It’s a two-for-one project: Boone Elementary gets to reward students for acts of kindness, and put books in its kids’ hands at the same time. 

The school hosted a brief ribbon-cutting recently for its new Book Vending Machine, after which school staff and parent-teacher association members expressed excitement for the endeavor. 

Books for the vending machine were donated by Houghton Mifflin Harcourt, a national publishing company that has a facility in Troy. 

Rachel Boland, talent acquisition partner with Houghton Mifflin Harcourt, said she’s been connected with PTO President Rachel Dunard for a “very long time.”

“So when she reached out, I partnered with Tom [Joyce], the director, and we started going through our resources in order to get the books donated,” Boland said.  Joyce, director of distribution for Houghton Mifflin Harcourt, said that the publishing company has a number of community investment initiatives throughout the country, adding that Houghton Mifflin Harcourt spends time trying to be more involved in local communities. “This is a way that we thought we could help out, our books are in just about every school in the country, and if we help out like this and do some volunteer work, donations, it just works for everybody,” Joyce said. 

Books in the vending machine range from classics like “The Giver” to more contemporary pieces aimed at younger children. 

“These guys, they’re fantastic books, these books as far as the trade business goes…they’re high-quality,” Joyce said. 
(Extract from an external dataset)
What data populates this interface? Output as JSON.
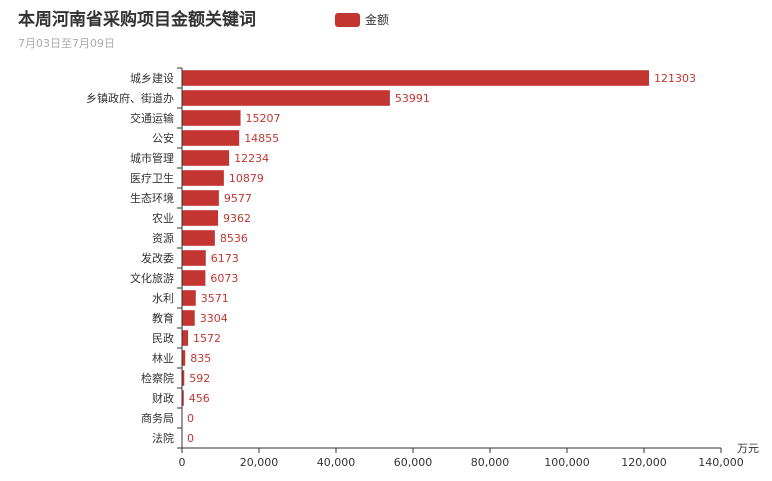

Students will be able to “buy” books from the vending machine using special tokens called “Kindness Catchers”; each week Boone Elementary staff will give tokens to students who go above and beyond in showing kindness to their peers. 

“And there’s a lot of that here,” Dunard said. New students will be chosen each week, and by the end of the year every kid will have gotten a chance to buy a book. 

Around 40 percent of Boone students are on the Free and Reduced Lunch program, meaning owning a bunch of books may not be a priority for those student’s parents. 

“When you’re struggling to feed your kids and keep your electric on, you don’t have money to buy books,” said Dr. Amy Porter, director of elementary education for Lincoln County R-III Schools. “So the fact that they get to take a book and keep it at home is a big deal, it may be the only book they have to keep.”